虞溱没有给人口过,但他读过那么多,多多少少知道一点。

    阴茎垂落的阴影遮住他一侧的双眸,起身时茎身无可避免地撞上他的面颊,潮热的性器紧贴着滑落。虞溱感觉脸上有点湿,大概是适才抽插时沾在性器上的黏液,或许是他的,也或许是严殊的。

    锁链从严殊胸膛垂落,盘旋在两人脚下,虞溱跪在地上给严殊舔,圆润的蘑菇头红硬膨胀,中间微张的马眼挤出腺液,虞溱用手捧着,探出舌尖轻轻舔了一口,没什么奇怪味道,咸咸的,还有点腥。

    不好吃,但能够忍受。虞溱微启唇瓣含住龟头,舌尖沿着龟头下的沟壑舔了一圈,慢慢将整个龟头包进嘴里。他已经尽力包住牙齿,可他是第一次做,还不熟练,牙齿还是难免碰到严殊的阴茎。

    严殊“嘶”了一声,似疼似爽,黑压压的睫毛垂在眼皮下,压下一片阴影,他凝视正在给他吃的虞溱,左手绕过金属牵引绳,抚摸上虞溱的脸颊,像是鼓励。

    一个龟头就撑满了虞溱整张嘴,虞溱动了动舌头调整一下位置,舔过茎头又将牙齿包好,一边吸气一边吮吸,他回忆自己平常是如何吃棒棒糖的,便按照那样去吃严殊的阴茎。

    严殊很舒服,虽然阴茎只是浅尝辄止,让龟头尝了个爽。虞溱口腔里的嫩肉又滑又软,和他身下的小穴相比也不遑多让,包裹着性器顶端,熨帖地抚慰着茎头的敏感点。胸膛不平的起伏足以证明严殊的感受,他的手指顺着脸颊轮廓,摸过虞溱下颌,扫过虞溱耳廓,最后按在虞溱头顶,毫无防备地,严殊挺腰顶了一下。

    虞溱嘴里的性器立刻又进了一寸,顶到虞溱嗓子眼,令他有一瞬窒息,喘不过气的感觉很难受,眼角流出生理性的眼泪,随后严殊立马褪出,虞溱又得以恢复呼吸。

    嘴里的性器存在感依然强烈,空气混着严殊胯间的体味进入肺部,虞溱缓过上一秒窒息的不适感,咽了咽嘴里快要盛不住的口水。

    口腔肌肉鼓动涌缩,缴着阴茎要往更致密狭小,更舒服的地方去。
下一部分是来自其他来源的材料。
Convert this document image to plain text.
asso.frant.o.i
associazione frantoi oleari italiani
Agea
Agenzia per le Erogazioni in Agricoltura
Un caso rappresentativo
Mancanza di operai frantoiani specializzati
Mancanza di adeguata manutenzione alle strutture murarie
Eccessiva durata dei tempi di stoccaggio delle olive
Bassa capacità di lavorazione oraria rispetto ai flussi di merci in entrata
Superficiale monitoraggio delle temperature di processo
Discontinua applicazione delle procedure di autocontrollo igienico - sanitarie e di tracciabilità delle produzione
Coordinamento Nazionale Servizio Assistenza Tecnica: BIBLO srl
严殊额头青筋弹了弹,待虞溱吞咽停止,又撞了进去,而后像刚才一样,迅速退后。

    “唔。”龟头撞击嗓子眼分外难受,虞溱不禁发出声音,抬起湿淋淋的眼帘仰视严殊,似乎是想求严殊绕过他。

    严殊却置若罔闻,他慢条斯理地擦掉虞溱的眼泪,只待虞溱缓过一口气就再顶进去拔出来,倒像是真把虞溱的嘴当成了容纳他的性器之所,当成了虞溱身下小嘴的替代品。

    动作循环往复,没有停息,锁链互相碰撞不时产生清脆的响声。不到片刻虞溱便力有不竭,手指只得抓着严殊大腿支撑身体。眼前茂密的阴毛带着剩下的半根红彤彤的性器,不断靠近放大又不断远离。荡在半空的锁链碰上光裸的大腿,带来冰冷的凉意;口腔被撞到没有知觉,涎液也兜不住,从下嘴唇溢出,亮晶晶的,顺着下巴落到地面。

    虞溱除了呼吸什么都不会做了,不到半小时前,他还敢胆大包天地骑到严殊身上,用严殊的腹肌磨自己的小逼,现在却只能跪在严殊胯下,被他当成飞机杯一样地玩弄。

    脖颈带着锁链的人反而高高在上,他本应被掌控,像一只被拴上锁链的狗,像一条套上犬链的狼。

    但他现在却在掌控他人。

    虞溱推拒着严殊的大腿想把自己挣脱出来,却因严殊按着他的头,只能更近。

    “乖溱溱,知道自己哪错了吗?”秋后算账,总也不迟。严殊抽出性器撸了一把,对着虞溱合不上的嘴巴顶了一下,拍上虞溱的脸颊。

    轻盈的一声“啪”,如果阴茎再硬一点,一定会在侧脸留下一道红痕。颌骨因为长时间张大,麻木到难以咬合,虞溱张着嘴巴喘气,红舌袒露,似在引诱。